A hematopoietic cell transplantation regimen was adapted from a preclinical model that used reduced-intensity conditioning (RIC) and protected against graft-versus-host disease (GVHD) by skewing residual host T-cell subsets to favor regulatory natural killer T cells. One hundred eleven patients with lymphoid (64) and myeloid (47) malignancies received RIC using total lymphoid irradiation (TLI) and antithymocyte globulin (ATG) followed by the infusion of granulocyte colony-stimulating factor-mobilized grafts. Included were 34 patients at least 60 years of age, 32 patients at high risk of lymphoma relapse after disease recurrence following prior autologous transplantation, and 51 patients at high risk of developing GVHD due to lack of a fully human leukocyte antigen (HLA)-matched related donor. Durable chimerism was achieved in 97% of patients. Cumulative probabilities of acute GVHD (grades II-IV) were 2 and 10% of patients receiving related and unrelated donor grafts. Nonrelapse mortality (NRM) at 1 year was less than 4%. Cumulative incidence of chronic GVHD was 27%. The 36-month probability of overall and event-free survival was 60% and 40%, respectively. Disease status at start of conditioning and the level of chimerism achieved after transplantation significantly impacted clinical outcome. The high incidence of sustained remission among patients with active disease at time of transplantation suggests retained graft-versus-tumor reactions.

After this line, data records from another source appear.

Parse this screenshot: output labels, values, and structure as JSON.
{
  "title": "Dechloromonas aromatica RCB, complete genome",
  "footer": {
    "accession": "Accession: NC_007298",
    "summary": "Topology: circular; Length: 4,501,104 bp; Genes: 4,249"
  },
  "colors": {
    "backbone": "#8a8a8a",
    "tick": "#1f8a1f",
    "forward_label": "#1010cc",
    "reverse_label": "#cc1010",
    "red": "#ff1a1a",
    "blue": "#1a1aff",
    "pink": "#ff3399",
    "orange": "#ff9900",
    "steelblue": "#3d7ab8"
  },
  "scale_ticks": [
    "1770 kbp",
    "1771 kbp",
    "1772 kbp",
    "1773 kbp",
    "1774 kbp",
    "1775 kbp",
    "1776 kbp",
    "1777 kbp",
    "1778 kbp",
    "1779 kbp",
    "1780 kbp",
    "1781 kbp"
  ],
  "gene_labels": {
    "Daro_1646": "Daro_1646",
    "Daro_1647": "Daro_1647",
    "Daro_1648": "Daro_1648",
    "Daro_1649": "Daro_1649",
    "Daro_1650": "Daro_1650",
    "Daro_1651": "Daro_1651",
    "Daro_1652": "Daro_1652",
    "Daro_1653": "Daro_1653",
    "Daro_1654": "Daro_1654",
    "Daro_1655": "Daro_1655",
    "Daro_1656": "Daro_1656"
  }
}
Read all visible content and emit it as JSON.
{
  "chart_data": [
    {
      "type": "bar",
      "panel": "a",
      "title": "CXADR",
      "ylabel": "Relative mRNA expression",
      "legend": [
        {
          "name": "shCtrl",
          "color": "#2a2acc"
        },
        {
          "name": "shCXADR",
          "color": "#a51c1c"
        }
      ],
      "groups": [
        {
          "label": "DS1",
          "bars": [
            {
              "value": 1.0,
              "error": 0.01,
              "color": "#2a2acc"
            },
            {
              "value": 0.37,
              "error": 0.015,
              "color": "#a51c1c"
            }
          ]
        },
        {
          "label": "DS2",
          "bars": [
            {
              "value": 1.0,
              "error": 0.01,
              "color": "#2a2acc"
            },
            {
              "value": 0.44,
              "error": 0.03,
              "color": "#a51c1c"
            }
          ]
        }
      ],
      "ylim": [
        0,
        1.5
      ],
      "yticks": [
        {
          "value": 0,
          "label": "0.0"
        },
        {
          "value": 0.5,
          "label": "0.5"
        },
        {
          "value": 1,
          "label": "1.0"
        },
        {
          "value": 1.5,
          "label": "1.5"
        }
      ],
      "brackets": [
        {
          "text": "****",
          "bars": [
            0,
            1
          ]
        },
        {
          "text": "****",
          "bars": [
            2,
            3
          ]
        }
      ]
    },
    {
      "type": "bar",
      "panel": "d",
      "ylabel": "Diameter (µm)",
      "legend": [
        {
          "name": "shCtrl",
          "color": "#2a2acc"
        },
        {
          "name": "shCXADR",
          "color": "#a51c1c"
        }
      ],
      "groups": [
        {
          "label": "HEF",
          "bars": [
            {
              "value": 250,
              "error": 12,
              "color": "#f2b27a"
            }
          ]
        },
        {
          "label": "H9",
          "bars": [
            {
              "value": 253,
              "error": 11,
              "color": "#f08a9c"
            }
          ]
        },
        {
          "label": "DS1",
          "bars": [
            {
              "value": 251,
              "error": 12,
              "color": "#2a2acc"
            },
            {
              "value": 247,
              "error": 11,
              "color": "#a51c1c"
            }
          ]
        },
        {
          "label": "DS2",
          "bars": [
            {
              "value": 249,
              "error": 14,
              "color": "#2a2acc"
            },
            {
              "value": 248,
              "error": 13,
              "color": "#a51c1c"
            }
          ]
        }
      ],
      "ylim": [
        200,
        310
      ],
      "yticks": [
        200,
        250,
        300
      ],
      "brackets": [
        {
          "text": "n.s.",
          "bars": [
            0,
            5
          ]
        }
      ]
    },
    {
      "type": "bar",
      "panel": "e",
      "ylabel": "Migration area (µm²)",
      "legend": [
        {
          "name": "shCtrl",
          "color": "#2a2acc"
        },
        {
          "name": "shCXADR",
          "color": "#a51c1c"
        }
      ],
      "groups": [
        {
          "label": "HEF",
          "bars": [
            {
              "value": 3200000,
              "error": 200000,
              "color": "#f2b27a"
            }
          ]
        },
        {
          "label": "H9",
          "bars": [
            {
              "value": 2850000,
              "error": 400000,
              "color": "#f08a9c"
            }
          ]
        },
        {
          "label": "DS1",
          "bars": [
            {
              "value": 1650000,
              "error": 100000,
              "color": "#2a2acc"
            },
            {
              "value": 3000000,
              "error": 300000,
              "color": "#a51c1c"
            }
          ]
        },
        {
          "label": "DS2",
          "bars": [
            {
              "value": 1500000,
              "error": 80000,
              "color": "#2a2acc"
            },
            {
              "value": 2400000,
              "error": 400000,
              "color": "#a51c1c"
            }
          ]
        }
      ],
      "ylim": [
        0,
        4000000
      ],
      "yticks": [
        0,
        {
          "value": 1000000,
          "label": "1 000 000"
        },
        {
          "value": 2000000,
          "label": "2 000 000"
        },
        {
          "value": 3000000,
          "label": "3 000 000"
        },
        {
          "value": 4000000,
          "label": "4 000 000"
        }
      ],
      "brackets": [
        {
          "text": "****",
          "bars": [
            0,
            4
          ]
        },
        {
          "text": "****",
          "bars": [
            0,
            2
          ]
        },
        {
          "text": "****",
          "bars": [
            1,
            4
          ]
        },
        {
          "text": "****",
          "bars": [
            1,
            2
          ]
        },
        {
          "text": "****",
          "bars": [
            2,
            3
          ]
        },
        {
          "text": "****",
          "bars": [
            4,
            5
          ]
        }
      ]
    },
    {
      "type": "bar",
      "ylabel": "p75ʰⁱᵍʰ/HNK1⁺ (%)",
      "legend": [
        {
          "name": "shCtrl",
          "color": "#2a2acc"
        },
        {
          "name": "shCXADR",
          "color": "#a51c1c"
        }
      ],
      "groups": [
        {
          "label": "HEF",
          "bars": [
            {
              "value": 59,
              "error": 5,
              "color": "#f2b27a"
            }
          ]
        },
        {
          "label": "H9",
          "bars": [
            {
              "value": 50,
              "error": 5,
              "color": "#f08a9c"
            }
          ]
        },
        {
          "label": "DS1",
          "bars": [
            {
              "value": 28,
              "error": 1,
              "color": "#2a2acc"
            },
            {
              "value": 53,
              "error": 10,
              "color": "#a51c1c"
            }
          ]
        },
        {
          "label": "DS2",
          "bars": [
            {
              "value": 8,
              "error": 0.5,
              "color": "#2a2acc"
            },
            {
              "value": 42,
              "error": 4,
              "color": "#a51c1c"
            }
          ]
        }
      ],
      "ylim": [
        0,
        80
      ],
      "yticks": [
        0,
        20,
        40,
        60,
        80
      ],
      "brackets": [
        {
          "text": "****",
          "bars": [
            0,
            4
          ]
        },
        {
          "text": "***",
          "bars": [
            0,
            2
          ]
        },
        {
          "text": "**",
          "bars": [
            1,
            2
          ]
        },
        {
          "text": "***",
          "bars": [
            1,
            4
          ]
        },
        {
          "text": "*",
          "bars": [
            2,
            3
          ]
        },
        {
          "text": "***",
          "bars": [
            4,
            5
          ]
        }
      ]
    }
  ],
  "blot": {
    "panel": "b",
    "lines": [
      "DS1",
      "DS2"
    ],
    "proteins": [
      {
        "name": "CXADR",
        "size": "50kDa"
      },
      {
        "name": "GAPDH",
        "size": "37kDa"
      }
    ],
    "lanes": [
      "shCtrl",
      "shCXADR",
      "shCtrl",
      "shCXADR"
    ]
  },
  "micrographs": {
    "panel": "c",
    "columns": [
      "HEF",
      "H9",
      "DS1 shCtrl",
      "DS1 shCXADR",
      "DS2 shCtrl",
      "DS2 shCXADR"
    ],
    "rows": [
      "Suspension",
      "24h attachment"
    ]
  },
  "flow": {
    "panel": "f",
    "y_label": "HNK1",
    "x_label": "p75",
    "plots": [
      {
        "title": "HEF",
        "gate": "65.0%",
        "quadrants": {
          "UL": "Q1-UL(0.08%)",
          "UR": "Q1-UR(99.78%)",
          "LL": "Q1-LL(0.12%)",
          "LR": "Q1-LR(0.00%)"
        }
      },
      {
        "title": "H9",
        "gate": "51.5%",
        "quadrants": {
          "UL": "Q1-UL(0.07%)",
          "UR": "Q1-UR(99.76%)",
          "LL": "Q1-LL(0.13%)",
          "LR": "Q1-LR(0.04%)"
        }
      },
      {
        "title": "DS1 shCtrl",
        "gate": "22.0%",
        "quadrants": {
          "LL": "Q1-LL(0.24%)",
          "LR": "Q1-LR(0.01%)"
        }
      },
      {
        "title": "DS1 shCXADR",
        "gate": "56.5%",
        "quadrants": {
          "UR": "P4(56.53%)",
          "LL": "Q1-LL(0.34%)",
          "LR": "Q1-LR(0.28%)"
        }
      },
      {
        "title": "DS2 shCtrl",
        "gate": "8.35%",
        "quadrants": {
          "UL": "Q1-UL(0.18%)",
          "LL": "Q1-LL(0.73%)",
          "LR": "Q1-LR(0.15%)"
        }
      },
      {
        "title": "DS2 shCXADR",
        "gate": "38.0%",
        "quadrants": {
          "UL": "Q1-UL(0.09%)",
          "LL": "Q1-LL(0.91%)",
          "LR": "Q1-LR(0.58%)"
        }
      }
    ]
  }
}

Active trial registration currently at clinicaltrials.gov under IDs of NCT00185640 and NCT00186615.

Figures

Figure 1

Effect of TLI + ATG on circulating T-cell subsets. Absolute T-cell subset population size pre-TLI (x-axis) and immediately post-TLI (y-axis) with plotted linear regression (solid lines, constrained through 0,0) for CD3, CD4, CD8, and NKT-cell subsets. Dashed line representative of a population with no change (y = x) in population size between pre-TLI and immediately post-TLI (A). Boxplot of fold decrease in CD3, CD4, CD8, and NKT-cell populations (median, thick line; quartiles, box; range, whiskers; outliers, circle; B).

Figure 2

NRM. Cumulative incidence of NRM, with 95% CIs, among patients who received matched-related donor (A) and matched-unrelated donor (B) grafts with competing risks of relapse.

Figure 3

GVHD. Cumulative incidence of acute GVHD with 95% CIs, among patients who received matched-related donor (A) and matched-unrelated donor (B) grafts. Cumulative incidence of chronic GVHD with 95% CIs, among patients who received matched-related donor (C) and matched-unrelated donor (D) grafts. Cumulative incidence of acute and chronic GVHD were calculated with competing risks including relapse, death, and primary graft failure.

Figure 4

Effect of disease status at transplant on OS and EFS. Kaplan-Meier OS (A) and EFS (B) curve estimates among patients with NHL stratified by disease status at time of transplantation (first CR, PR, or SD and PD). Kaplan-Meier OS (C) and EFS (D) curve estimates among patients with de novo AML stratified by disease status at time of transplantation (first CR, second CR, or beyond second remission including persistent disease). Corresponding 36-month OS or EFS noted. The OS curve for patients with de novo AML falls below the EFS at 19.5 months as an artifact of censoring of 2 subjects between the times of another subject's relapse and death.

Figure 5

Effect of chimerism on OS and EFS. Kaplan-Meier OS (A) and EFS (B) curve estimates among patients with NHL enrolled with CR or PR stratified by chimerism (complete or mixed chimerism, no graft failures occurred). Kaplan-Meier OS (C) and EFS (D) curve estimates among patients with de novo AML enrolled with disease control, CR1 or CR2 stratified by chimerism (complete, mixed, or primary graft failure). Corresponding 36-month OS or EFS noted.